Volume 13, Number 1, January 2022, pages 40-43

Anesthetic Care of a Child Harboring the KCNH2 Gene

Epilepsy is a heterogeneous group of disorders characterized by recurrent and generally unprovoked seizures. Genetic factors may play an important etiologic role in epilepsy, especially in patients with refractory epilepsy. Over the past years, there has been increased interest in and ability to identify genetic mutations in various genes causing epilepsy. The KCNH2 gene encodes the Kv11.1 protein, which involves the pore-forming subunit of a rapidly activating-delayed rectifier potassium channel [1, 2]. Mutations of the KCNH2 gene result in a disorder that is classified as a “channelopathy” as it involves control of the transmembrane movement of a cation. These channels are expressed in cells throughout the body, but are highly concentrated in the central nervous system (CNS) and the heart. In the CNS, the channel is involved in the normal regulation of neuronal function and cortical physiology, thereby explaining its pathologic role in epilepsy. Additionally, the proteins encoded by the KCNH2 gene are involved in phases 2 and 3 of the cardiac action involving cardiac repolarization. Patients harboring this gene mutation may be at risk not only for seizures, but also abnormalities in cardiac repolarization leading to lethal arrhythmias. We present an 11-year-old girl with a KCNH2 gene mutation who required general anesthesia for magnetic resonance imaging (MRI) as part of her evaluation for non-convulsive status epilepticus. End-organ involvement of KCNH2 gene mutations and channelopathies are presented, previous reports of anesthetic care for these patients are reviewed, and options for anesthetic care are discussed.

We present an 11-year-old girl who presented for an MRI of the brain as part of the evaluation for non-convulsive status epilepticus. Her past medical history consisted of mild intellectual disability, autism spectrum disorder with accompanying intellectual impairment requiring substantial support (level 2), and attention-deficit hyperactivity disorder.
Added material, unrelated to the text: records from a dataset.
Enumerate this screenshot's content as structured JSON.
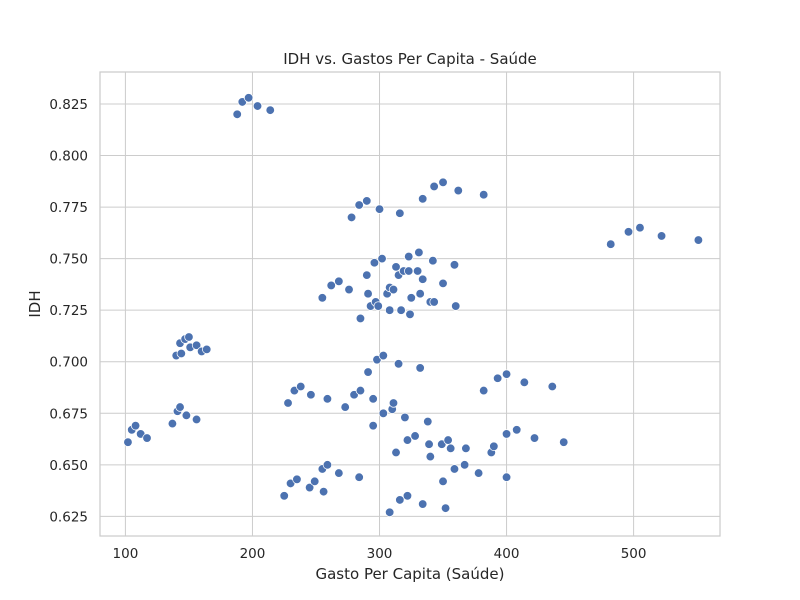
{
  "chart_data": {
    "type": "scatter",
    "title": "IDH vs. Gastos Per Capita - Saúde",
    "xlabel": "Gasto Per Capita (Saúde)",
    "ylabel": "IDH",
    "xlim": [
      80,
      568
    ],
    "ylim": [
      0.6155,
      0.8405
    ],
    "xticks": [
      100,
      200,
      300,
      400,
      500
    ],
    "xtick_labels": [
      "100",
      "200",
      "300",
      "400",
      "500"
    ],
    "yticks": [
      0.625,
      0.65,
      0.675,
      0.7,
      0.725,
      0.75,
      0.775,
      0.8,
      0.825
    ],
    "ytick_labels": [
      "0.625",
      "0.650",
      "0.675",
      "0.700",
      "0.725",
      "0.750",
      "0.775",
      "0.800",
      "0.825"
    ],
    "grid": true,
    "color": "#4c72b0",
    "points": [
      [
        188,
        0.82
      ],
      [
        192,
        0.826
      ],
      [
        197,
        0.828
      ],
      [
        204,
        0.824
      ],
      [
        214,
        0.822
      ],
      [
        278,
        0.77
      ],
      [
        284,
        0.776
      ],
      [
        290,
        0.778
      ],
      [
        300,
        0.774
      ],
      [
        316,
        0.772
      ],
      [
        334,
        0.779
      ],
      [
        343,
        0.785
      ],
      [
        350,
        0.787
      ],
      [
        362,
        0.783
      ],
      [
        382,
        0.781
      ],
      [
        482,
        0.757
      ],
      [
        496,
        0.763
      ],
      [
        505,
        0.765
      ],
      [
        522,
        0.761
      ],
      [
        551,
        0.759
      ],
      [
        255,
        0.731
      ],
      [
        262,
        0.737
      ],
      [
        268,
        0.739
      ],
      [
        276,
        0.735
      ],
      [
        285,
        0.721
      ],
      [
        290,
        0.742
      ],
      [
        291,
        0.733
      ],
      [
        293,
        0.727
      ],
      [
        296,
        0.748
      ],
      [
        297,
        0.729
      ],
      [
        299,
        0.727
      ],
      [
        302,
        0.75
      ],
      [
        306,
        0.733
      ],
      [
        308,
        0.736
      ],
      [
        308,
        0.725
      ],
      [
        311,
        0.735
      ],
      [
        313,
        0.746
      ],
      [
        315,
        0.742
      ],
      [
        317,
        0.725
      ],
      [
        319,
        0.744
      ],
      [
        323,
        0.744
      ],
      [
        323,
        0.751
      ],
      [
        324,
        0.723
      ],
      [
        325,
        0.731
      ],
      [
        330,
        0.744
      ],
      [
        331,
        0.753
      ],
      [
        332,
        0.733
      ],
      [
        334,
        0.74
      ],
      [
        340,
        0.729
      ],
      [
        342,
        0.749
      ],
      [
        343,
        0.729
      ],
      [
        350,
        0.738
      ],
      [
        359,
        0.747
      ],
      [
        360,
        0.727
      ],
      [
        140,
        0.703
      ],
      [
        143,
        0.709
      ],
      [
        144,
        0.704
      ],
      [
        147,
        0.711
      ],
      [
        150,
        0.712
      ],
      [
        151,
        0.707
      ],
      [
        156,
        0.708
      ],
      [
        160,
        0.705
      ],
      [
        164,
        0.706
      ],
      [
        102,
        0.661
      ],
      [
        105,
        0.667
      ],
      [
        108,
        0.669
      ],
      [
        112,
        0.665
      ],
      [
        117,
        0.663
      ],
      [
        137,
        0.67
      ],
      [
        141,
        0.676
      ],
      [
        143,
        0.678
      ],
      [
        148,
        0.674
      ],
      [
        156,
        0.672
      ],
      [
        228,
        0.68
      ],
      [
        233,
        0.686
      ],
      [
        238,
        0.688
      ],
      [
        246,
        0.684
      ],
      [
        259,
        0.682
      ],
      [
        273,
        0.678
      ],
      [
        280,
        0.684
      ],
      [
        285,
        0.686
      ],
      [
        291,
        0.695
      ],
      [
        295,
        0.682
      ],
      [
        295,
        0.669
      ],
      [
        298,
        0.701
      ],
      [
        303,
        0.703
      ],
      [
        303,
        0.675
      ],
      [
        310,
        0.677
      ],
      [
        311,
        0.68
      ],
      [
        313,
        0.656
      ],
      [
        315,
        0.699
      ],
      [
        320,
        0.673
      ],
      [
        322,
        0.662
      ],
      [
        328,
        0.664
      ],
      [
        332,
        0.697
      ],
      [
        338,
        0.671
      ],
      [
        339,
        0.66
      ],
      [
        340,
        0.654
      ],
      [
        349,
        0.66
      ],
      [
        354,
        0.662
      ],
      [
        356,
        0.658
      ],
      [
        359,
        0.648
      ],
      [
        367,
        0.65
      ],
      [
        368,
        0.658
      ],
      [
        378,
        0.646
      ],
      [
        382,
        0.686
      ],
      [
        388,
        0.656
      ],
      [
        390,
        0.659
      ],
      [
        393,
        0.692
      ],
      [
        400,
        0.694
      ],
      [
        400,
        0.665
      ],
      [
        400,
        0.644
      ],
      [
        408,
        0.667
      ],
      [
        414,
        0.69
      ],
      [
        422,
        0.663
      ],
      [
        436,
        0.688
      ],
      [
        445,
        0.661
      ],
      [
        225,
        0.635
      ],
      [
        230,
        0.641
      ],
      [
        235,
        0.643
      ],
      [
        245,
        0.639
      ],
      [
        249,
        0.642
      ],
      [
        255,
        0.648
      ],
      [
        256,
        0.637
      ],
      [
        259,
        0.65
      ],
      [
        268,
        0.646
      ],
      [
        284,
        0.644
      ],
      [
        308,
        0.627
      ],
      [
        316,
        0.633
      ],
      [
        322,
        0.635
      ],
      [
        334,
        0.631
      ],
      [
        350,
        0.642
      ],
      [
        352,
        0.629
      ]
    ]
  }
}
She was in her usual state before presentation to the emergency department with abnormal head movements, blank stares and abnormal behavior. The symptoms used to occur every month for the last 1.5 years and tend to subside on their own. On that very day, her mother noted her sitting in abnormal body positioning and the symptoms continued to get worse. This was associated with fluctuating mental status throughout the day with acute worsening of grimacing, eyelid fluttering and urinary incontinence.

A primary diagnosis of non-intractable absence epilepsy with status epilepticus was made based on electroencephalography (EEG). The EEG revealed occasional 1 second, diffuse spikes and poly-spikes with slow wave discharges. With the EEG findings being consistent with atypical absence epilepsy and her clinical presentation, treatment was started with ethosuximide and zonisamide. The co-existing autism and atypical absence epilepsy prompted further genetic testing and the decision to proceed with imaging including an MRI of the brain. Genetic workup revealed a mutation in the KCNH2 gene and she was scheduled for an MRI of the brain under general anesthesia. The patient had no previous surgery or anesthetic exposure. Family history was negative for seizures, syncope, cardiac arrhythmias, or sudden/unexplained death.
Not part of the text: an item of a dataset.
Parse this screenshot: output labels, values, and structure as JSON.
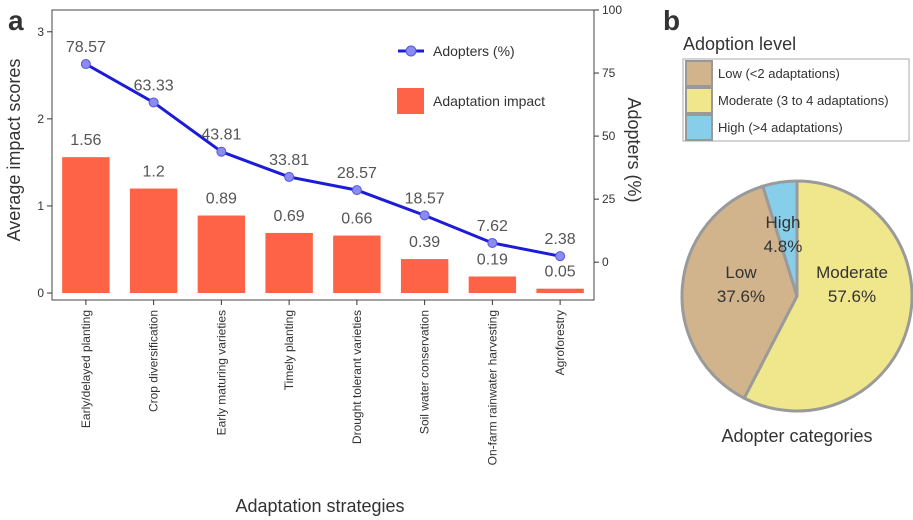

Preoperative evaluation for an MRI under anesthesia revealed an unremarkable physical exam and normal serum electrolytes, blood urea nitrogen, creatinine, complete blood count, and hepatic function. Due to the presence of the KCNH2 mutation and hence the possible presence of abnormal KCNH2-encoded potassium channel resulting in both epilepsy and a predisposition to arrhythmias, consultation with cardiology was obtained and an electrocardiogram (ECG) was performed. The ECG was normal with a QTc of 424 ms (normal QTc for this age group being 370 - 450 ms). The patient was held nil per os for 6 h and was transported to the MRI induction room where standard American Society of Anesthesiologists monitors were placed. Inhalation induction was achieved with sevoflurane in 100% oxygen followed by placement of a 22-gauge peripheral intravenous catheter. Propofol (1 mg/kg) was administered intravenously and a size 2.5 laryngeal mask airway (LMA) was placed. Anesthesia was maintained with sevoflurane (inspired concentration 2-2.5%) in air and oxygen. Dexamethasone (0.1 mg/kg) was administered for prevention of postoperative nausea and vomiting. Vitals signs were stable throughout the MRI. Total intraoperative fluids included 300 mL of lactated Ringer’s. After completion of the MRI, the LMA was removed. The patient was transferred to the post-anesthesia care unit. A repeat ECG was again normal with a QTc of 437 ms.

The patient’s postoperative course was unremarkable. She was discharged home with arrangement for cardiology follow-up. Her clinical course since discharge has been unremarkable with no further seizures.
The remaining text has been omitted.